Kaba mıydı? Kesinlikle...

Elimle çocuğu gösterip "Ölecek!" dedim.
Emin "Seni ilgilendirmeyen şeylere burnunu sokma!" dedi tehditkarca.
O sırada çocuğum yüzünü gördüm. Kanlar içindeydi.
"Ne yapmaya çalışıyorsunuz? Çocuk ölecek! Bırakın artık."
Sancar "Bak kızım, yürü git! Benim sinirimi bozma!" deyip üzerime yürürken Baran onun kolunu tuttu ve "Sakin ol Sancar o daha küçük bir kız!" dedi küçümserce.

O bana küçük mü dedi!? Nasıl bana küçük der!? Bir yetmiş beş kızm lan ben!
Ve galiba kahvaltıda yürek yedim. Çünkü şimdi söyleyeceğim şeyleri hayatta söylemezdim.

"Sen çok mu büyüksün de bana küçük diyorsun?" dedim sinirli sinirli. Çok saçmalamıştım. Sonuçta benden 4 yaş büyüktü.

Sözlerim üzerine Baran bana döndü.
"Kızım sen manyak mısın!? Kafanda var mı!? Öldürtcen şimdi kendini!"

Evet haklıydı. Galiba deliydim ve beynim susmamı söylüyordu fakat dilim onu dinlemedi.

"Ne yapacaksınız? Bana da mı ona yaptığınızı yapacaksınız? Bana da mı vuracaksınız? Bir kıza vuracak kadar düştünüz mü?"

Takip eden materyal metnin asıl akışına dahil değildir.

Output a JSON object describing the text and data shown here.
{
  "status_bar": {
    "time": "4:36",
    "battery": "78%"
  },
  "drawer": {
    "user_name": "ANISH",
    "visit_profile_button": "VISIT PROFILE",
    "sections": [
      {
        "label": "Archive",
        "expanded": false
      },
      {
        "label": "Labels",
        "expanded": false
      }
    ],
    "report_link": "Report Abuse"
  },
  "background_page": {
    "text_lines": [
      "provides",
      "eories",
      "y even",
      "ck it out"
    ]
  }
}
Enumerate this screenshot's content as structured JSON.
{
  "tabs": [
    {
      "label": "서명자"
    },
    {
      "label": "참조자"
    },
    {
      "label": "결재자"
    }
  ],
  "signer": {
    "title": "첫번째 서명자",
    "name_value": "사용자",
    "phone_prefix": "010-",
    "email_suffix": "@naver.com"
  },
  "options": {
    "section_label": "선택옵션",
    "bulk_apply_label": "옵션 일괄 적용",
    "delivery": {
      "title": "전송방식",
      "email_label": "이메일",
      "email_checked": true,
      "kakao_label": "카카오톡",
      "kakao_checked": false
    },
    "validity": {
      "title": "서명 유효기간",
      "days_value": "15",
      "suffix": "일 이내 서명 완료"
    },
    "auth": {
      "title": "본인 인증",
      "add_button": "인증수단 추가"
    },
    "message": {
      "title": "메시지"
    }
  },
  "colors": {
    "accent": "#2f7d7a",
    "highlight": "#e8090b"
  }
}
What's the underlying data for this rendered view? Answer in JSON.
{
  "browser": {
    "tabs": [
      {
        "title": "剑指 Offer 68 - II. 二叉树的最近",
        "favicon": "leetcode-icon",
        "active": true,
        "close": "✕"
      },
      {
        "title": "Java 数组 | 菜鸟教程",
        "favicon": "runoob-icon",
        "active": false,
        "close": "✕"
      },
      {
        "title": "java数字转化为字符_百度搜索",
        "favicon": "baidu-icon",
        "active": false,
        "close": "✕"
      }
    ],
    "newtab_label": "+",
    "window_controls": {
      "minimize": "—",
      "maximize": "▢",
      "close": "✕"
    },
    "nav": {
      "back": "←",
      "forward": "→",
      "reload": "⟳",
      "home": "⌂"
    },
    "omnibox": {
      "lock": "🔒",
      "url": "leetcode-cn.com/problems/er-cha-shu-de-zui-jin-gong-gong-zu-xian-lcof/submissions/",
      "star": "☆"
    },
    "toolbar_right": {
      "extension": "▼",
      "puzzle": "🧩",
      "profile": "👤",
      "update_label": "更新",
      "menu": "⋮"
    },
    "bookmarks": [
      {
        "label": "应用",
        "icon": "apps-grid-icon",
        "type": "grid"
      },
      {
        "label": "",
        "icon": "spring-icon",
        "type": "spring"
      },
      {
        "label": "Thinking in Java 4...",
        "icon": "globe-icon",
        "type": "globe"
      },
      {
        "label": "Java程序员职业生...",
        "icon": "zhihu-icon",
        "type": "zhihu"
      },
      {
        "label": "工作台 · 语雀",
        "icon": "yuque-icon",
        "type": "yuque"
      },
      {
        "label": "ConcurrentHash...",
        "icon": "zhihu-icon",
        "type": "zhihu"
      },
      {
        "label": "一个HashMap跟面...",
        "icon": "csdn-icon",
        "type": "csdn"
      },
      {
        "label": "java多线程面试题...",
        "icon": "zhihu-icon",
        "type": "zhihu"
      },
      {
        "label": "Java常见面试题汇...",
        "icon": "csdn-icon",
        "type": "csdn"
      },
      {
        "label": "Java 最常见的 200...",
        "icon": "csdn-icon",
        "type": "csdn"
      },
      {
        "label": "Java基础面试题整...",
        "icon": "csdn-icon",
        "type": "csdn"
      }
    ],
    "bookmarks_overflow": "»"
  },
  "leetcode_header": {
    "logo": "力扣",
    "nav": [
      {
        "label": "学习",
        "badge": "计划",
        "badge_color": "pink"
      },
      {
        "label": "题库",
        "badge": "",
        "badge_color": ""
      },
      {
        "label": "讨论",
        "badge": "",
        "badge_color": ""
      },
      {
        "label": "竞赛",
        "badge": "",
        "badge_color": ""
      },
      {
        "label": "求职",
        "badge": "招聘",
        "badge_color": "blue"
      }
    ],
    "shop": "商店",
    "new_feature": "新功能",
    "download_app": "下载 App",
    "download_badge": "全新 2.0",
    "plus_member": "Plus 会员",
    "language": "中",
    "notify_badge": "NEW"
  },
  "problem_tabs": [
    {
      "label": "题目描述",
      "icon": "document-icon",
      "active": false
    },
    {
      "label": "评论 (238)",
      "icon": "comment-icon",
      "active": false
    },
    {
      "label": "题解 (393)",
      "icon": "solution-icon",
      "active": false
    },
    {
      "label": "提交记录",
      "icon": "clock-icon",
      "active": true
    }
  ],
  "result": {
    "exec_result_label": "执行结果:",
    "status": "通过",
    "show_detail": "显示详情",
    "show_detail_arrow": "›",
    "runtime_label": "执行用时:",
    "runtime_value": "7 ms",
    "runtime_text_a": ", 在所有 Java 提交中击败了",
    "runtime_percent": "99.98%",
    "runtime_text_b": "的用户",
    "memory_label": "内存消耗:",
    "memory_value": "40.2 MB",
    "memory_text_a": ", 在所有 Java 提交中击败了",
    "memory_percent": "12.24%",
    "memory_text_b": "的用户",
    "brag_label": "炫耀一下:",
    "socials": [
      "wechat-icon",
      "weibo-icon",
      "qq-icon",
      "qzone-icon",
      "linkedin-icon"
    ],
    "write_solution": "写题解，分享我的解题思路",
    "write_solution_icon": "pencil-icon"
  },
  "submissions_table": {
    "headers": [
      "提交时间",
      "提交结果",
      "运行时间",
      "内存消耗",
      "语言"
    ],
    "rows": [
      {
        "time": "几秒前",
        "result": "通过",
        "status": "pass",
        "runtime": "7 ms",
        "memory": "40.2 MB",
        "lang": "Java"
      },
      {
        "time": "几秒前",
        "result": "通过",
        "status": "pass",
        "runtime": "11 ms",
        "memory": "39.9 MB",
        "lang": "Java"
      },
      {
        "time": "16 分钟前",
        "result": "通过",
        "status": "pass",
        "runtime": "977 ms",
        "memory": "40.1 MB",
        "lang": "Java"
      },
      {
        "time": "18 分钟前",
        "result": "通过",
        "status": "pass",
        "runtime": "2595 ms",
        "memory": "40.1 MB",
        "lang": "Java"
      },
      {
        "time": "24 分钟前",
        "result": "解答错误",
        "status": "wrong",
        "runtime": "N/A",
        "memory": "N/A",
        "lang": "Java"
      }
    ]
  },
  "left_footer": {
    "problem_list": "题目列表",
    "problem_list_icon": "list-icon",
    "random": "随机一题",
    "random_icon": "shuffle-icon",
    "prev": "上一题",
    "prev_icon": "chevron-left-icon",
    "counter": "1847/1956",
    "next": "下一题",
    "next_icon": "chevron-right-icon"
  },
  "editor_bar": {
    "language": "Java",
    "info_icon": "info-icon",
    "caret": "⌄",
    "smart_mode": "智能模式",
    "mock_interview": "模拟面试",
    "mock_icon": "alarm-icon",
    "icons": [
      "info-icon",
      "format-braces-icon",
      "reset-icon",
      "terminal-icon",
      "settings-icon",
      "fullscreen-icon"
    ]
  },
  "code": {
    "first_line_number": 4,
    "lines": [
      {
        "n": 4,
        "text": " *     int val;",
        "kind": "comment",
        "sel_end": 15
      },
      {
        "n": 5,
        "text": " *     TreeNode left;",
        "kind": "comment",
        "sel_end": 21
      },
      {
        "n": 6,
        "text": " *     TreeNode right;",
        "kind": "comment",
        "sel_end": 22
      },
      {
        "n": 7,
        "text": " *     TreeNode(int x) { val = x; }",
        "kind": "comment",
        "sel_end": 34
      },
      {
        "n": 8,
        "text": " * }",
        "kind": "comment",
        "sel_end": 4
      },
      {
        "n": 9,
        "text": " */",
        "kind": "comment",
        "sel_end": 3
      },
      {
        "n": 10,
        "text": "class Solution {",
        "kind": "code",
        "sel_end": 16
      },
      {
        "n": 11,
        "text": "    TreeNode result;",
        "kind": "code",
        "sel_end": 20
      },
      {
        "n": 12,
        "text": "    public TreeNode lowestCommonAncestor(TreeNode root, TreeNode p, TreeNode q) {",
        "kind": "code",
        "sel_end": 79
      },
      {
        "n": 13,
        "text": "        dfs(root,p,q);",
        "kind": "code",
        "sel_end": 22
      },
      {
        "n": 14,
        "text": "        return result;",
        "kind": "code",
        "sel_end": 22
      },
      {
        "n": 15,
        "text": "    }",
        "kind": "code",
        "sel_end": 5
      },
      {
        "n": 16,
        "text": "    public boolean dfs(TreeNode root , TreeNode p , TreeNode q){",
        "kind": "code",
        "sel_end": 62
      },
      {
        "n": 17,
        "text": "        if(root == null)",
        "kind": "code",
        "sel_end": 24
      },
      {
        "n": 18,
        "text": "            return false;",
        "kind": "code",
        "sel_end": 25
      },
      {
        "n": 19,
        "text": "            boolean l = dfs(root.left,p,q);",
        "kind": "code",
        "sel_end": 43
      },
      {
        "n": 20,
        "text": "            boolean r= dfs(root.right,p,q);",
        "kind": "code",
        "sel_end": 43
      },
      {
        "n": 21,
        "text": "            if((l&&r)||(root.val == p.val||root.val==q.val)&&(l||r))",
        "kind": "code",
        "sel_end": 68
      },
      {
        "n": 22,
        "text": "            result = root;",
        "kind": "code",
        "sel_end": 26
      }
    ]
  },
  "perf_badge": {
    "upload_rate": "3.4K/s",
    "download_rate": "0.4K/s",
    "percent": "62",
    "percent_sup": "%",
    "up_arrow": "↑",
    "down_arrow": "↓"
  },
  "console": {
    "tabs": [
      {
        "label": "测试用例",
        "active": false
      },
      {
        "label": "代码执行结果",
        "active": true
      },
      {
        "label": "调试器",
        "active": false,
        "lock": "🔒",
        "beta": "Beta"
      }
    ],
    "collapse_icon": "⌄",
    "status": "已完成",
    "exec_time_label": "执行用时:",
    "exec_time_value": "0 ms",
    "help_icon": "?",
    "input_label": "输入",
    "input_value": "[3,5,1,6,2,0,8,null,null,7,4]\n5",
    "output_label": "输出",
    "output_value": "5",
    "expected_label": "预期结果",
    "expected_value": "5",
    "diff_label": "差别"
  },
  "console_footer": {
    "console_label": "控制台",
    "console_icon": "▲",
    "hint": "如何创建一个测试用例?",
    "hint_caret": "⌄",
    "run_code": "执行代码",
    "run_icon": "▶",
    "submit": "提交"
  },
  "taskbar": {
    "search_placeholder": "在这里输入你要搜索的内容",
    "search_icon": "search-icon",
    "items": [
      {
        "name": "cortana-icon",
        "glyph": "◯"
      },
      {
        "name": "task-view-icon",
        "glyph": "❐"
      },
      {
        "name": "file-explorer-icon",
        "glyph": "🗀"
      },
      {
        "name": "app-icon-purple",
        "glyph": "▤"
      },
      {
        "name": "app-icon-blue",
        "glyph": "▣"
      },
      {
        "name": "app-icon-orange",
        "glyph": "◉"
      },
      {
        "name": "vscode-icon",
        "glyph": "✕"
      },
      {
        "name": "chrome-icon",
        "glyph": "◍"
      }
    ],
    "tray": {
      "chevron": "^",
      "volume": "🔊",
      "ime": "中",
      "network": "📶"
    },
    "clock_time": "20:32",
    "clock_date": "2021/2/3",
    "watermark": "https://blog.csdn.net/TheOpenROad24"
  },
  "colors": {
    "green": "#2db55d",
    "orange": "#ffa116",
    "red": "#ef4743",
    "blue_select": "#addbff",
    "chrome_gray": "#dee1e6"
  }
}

Evet, kesinlikle bugün okula gelmeden kahvaltıda yürek yemiştim.

Baran üzerime yürümeye başladı. Ben de geriledi fakat sırtım kulübeye çarpınca durmak zorunda kaldım. Artık Baran ve kulübe arasında sıkışmış bulunmaktaydım.
Ve her ne kadar kızgın olsa da lacivert gözleri çok güzeldi.

Tamam! O son sözleri söylememeliydim!!

"Sana siktirip gitmen için bir şans vermiştim Bücürük!!"